II Guerra Mundial
Meu nome é Júlio Sinclair. Eu era 2º sargento do 3º Pelotão da Companhia Fox durante a segunda guerra mundial.
Havia cerca de 80 homens comigo na Normandia aquele dia. Nós estávamos indo até uma cidade ocupada pelos alemães, com o objetivo de dominar a cidade e abrir caminho para os nossos tanques. Tudo estava indo bem até que em um ponto da estrada apareceu uma vila.
Aquele vilarejo não estava em nosso mapa. Era um mapa recente e a vila parecia ser bem antiga olhando de longe. Nós nos escondemos na mata e mandamos dois homens à frente para saber se a vila também havia sido ocupada ou se estava abandonada. Já era fim de tarde, eles saíram e nos ficamos escondidos esperando.
Já passava das 19h00 e eles ainda não haviam voltado. Decidimos mandar um pequeno grupo com dez homens para ver o que estava acontecendo. Eu era um desses dez.

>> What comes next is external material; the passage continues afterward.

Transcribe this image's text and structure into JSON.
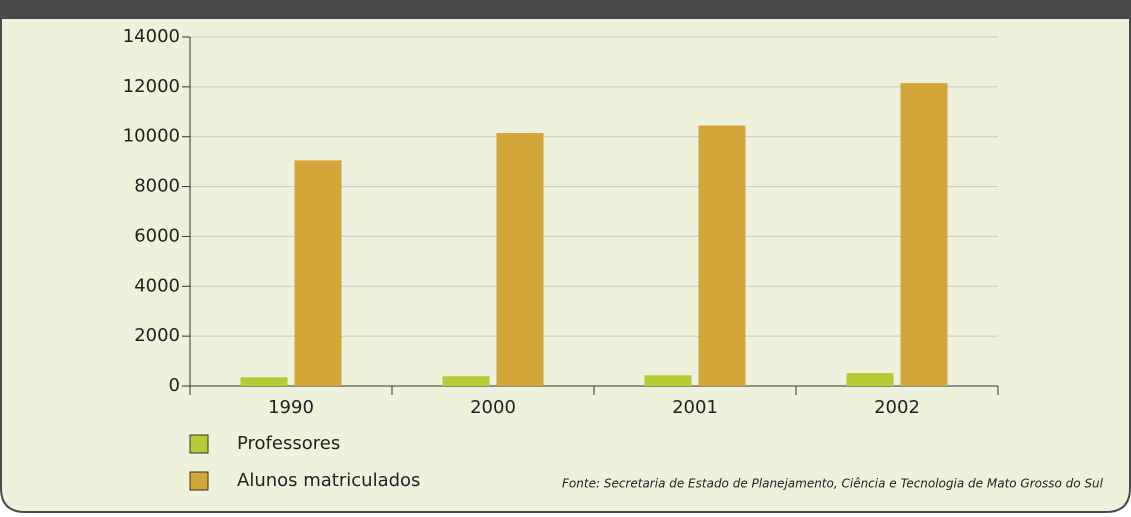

Entramos na vila pelo flanco esquerdo porque parecia ser um lado onde não haveria muitos lugares para que um grupo nos emboscasse. A vila parecia deserta.
De repente ouvimos um grito e uma voz forte bem alta falando em alemão. Demos a volta em uma casa e vimos o centro da vila.
Era uma grande área aberta com um poço muito largo no centro. Do lado oposto ao nosso, do outro lado do poço estavam três alemães. Um deles era muito alto e forte e os outros dois eram menores e riam enquanto o outro falava. Eles estavam olhando para algum ponto no chão que nós não conseguíamos ver por causa das paredes do poço. O alemão grandalhão gritou mais alguma coisa e nos ouvimos uma voz que não estava falando em alemão, mas sim em inglês. Ele dizia que não sabia de nada. Era um dos nossos homens reconheceu o soldado Godoy. Mandei então nossos homens se espalharem. Olhamos em volta para ver se tinha mais algum soldado inimigo por ali, mas eles estavam sozinhos. O Grandalhão alemão sacou seu revolver e apontou para aquele ponto no chão onde estava nosso soldado. Naquele momento mandei os homens atacarem.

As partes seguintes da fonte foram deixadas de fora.